I guess you are referring to the apparent increase of mass (or inertia) in a moving frame of reference under Einstein's theory of relativity. If so, then yes, there are standard student experiments. Details of one such can be found here:

http://physics.dickinson.edu/~dept_web/activities/papers/relativity.pdf

2007-10-15 07:52:00 · answer #1 · answered by Sangmo 5 · 1 0

Every particle accelerator in the world is engineered around special relativity. A machine that wouldn't take the increase of effective mass of particles into account simply wouldn't work at all. In linear accelerators you can see the resonators change in length along the path of the machine as the particles pick up speed and mass.

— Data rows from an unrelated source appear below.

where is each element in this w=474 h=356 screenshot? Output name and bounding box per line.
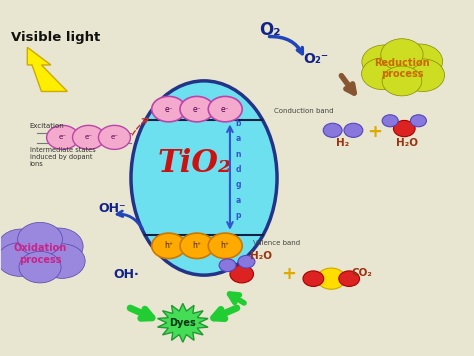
Circle shape [219, 259, 236, 272]
Text: TiO₂: TiO₂ [157, 148, 232, 179]
Circle shape [19, 251, 61, 283]
Circle shape [208, 96, 242, 122]
Circle shape [6, 229, 74, 279]
Text: e⁻: e⁻ [221, 105, 229, 114]
Circle shape [317, 268, 346, 289]
Text: Dyes: Dyes [169, 318, 196, 328]
Circle shape [303, 271, 324, 287]
Circle shape [73, 125, 105, 150]
Text: Conduction band: Conduction band [274, 109, 334, 114]
Text: e⁻: e⁻ [59, 134, 67, 140]
Text: +: + [367, 123, 383, 141]
Text: g: g [236, 180, 241, 189]
Text: H₂: H₂ [337, 138, 350, 148]
Text: p: p [236, 211, 241, 220]
Circle shape [0, 229, 45, 265]
Circle shape [0, 243, 42, 276]
Circle shape [344, 123, 363, 137]
Text: h⁺: h⁺ [192, 241, 201, 250]
Circle shape [238, 255, 255, 268]
Circle shape [180, 233, 214, 258]
Circle shape [410, 115, 427, 127]
Text: OH⁻: OH⁻ [98, 201, 126, 215]
Circle shape [34, 228, 83, 265]
Circle shape [230, 265, 254, 283]
Circle shape [152, 96, 186, 122]
Text: +: + [282, 265, 296, 283]
Circle shape [362, 45, 407, 79]
Circle shape [401, 59, 445, 91]
Circle shape [382, 66, 422, 96]
Text: e⁻: e⁻ [84, 134, 92, 140]
Circle shape [339, 271, 359, 287]
Text: Oxidation
process: Oxidation process [13, 243, 67, 265]
Text: O₂: O₂ [259, 21, 281, 39]
Circle shape [39, 244, 85, 278]
Text: OH·: OH· [113, 268, 139, 281]
Circle shape [99, 125, 130, 150]
Circle shape [370, 44, 434, 93]
Circle shape [396, 44, 443, 79]
Circle shape [18, 222, 63, 256]
Circle shape [381, 39, 423, 70]
Text: n: n [236, 150, 241, 158]
Text: e⁻: e⁻ [192, 105, 201, 114]
Circle shape [382, 115, 398, 127]
Text: Intermediate states
induced by dopant
ions: Intermediate states induced by dopant io… [30, 147, 95, 167]
Circle shape [180, 96, 214, 122]
Text: H₂O: H₂O [396, 138, 418, 148]
Text: h⁺: h⁺ [164, 241, 173, 250]
Text: a: a [236, 134, 241, 143]
Circle shape [152, 233, 186, 258]
Polygon shape [157, 303, 208, 342]
Circle shape [46, 125, 79, 150]
Text: H₂O: H₂O [250, 251, 272, 261]
Text: a: a [236, 196, 241, 205]
Text: O₂⁻: O₂⁻ [303, 52, 329, 66]
Text: CO₂: CO₂ [351, 268, 372, 278]
Circle shape [208, 233, 242, 258]
Text: Visible light: Visible light [11, 31, 100, 44]
Text: b: b [236, 119, 241, 128]
Text: h⁺: h⁺ [221, 241, 230, 250]
Text: Excitation: Excitation [30, 122, 64, 129]
Polygon shape [27, 47, 67, 91]
Text: Valence band: Valence band [253, 240, 300, 246]
Text: d: d [236, 165, 241, 174]
Text: Reduction
process: Reduction process [374, 58, 430, 79]
Ellipse shape [131, 81, 277, 275]
Circle shape [393, 120, 415, 137]
Text: e⁻: e⁻ [110, 134, 118, 140]
Text: e⁻: e⁻ [164, 105, 173, 114]
Circle shape [362, 58, 404, 90]
Circle shape [323, 123, 342, 137]
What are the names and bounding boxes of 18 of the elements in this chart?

A proton cyclotron seizes to work for energies close to 1 GeV, the rest mass of the proton. Inventive people came up with a machine has specially shaped magnets and D-s to mitigate this effect and extend the machine energy:

http://ssf.ugent.be/linac/linac/tomography2.php?x=1

Looks a little bit like orange slices, doesn't it?

A microtron goes all the way and increases electron energy by a full rest mass per revolution:

http://en.wikipedia.org/wiki/Microtron
http://www.isa.au.dk/facilities/astrid/electrons/microtron.html

wouldn't work if not for the fact that Einstein got it right.

Your old color tv or CRT, by the way, was accelerating electrons to mildly relativistic speed. At 25kV acceleration voltage, the total energy of the electrons is 25keV higher than their rest mass of 511keV... a 5% difference. If you happen to be a CRT designer, you have to take this effect into account, or the tv set won't work right.

Good enough?

2007-10-15 07:57:48 · answer #2 · answered by Anonymous · 1 0

No, mass is a constant.

Weight on the other hand does increase with acceleration. since it is a measure of force that is the product of mass and acceleration.

2007-10-15 07:31:31 · answer #3 · answered by Brian K² 6 · 0 2

Yes. An electron beam with a given velociyy deflects in transverse magnetic field of given strength by an amount inversely proportional to its inertial (relativistic) mass. You can measure it that way.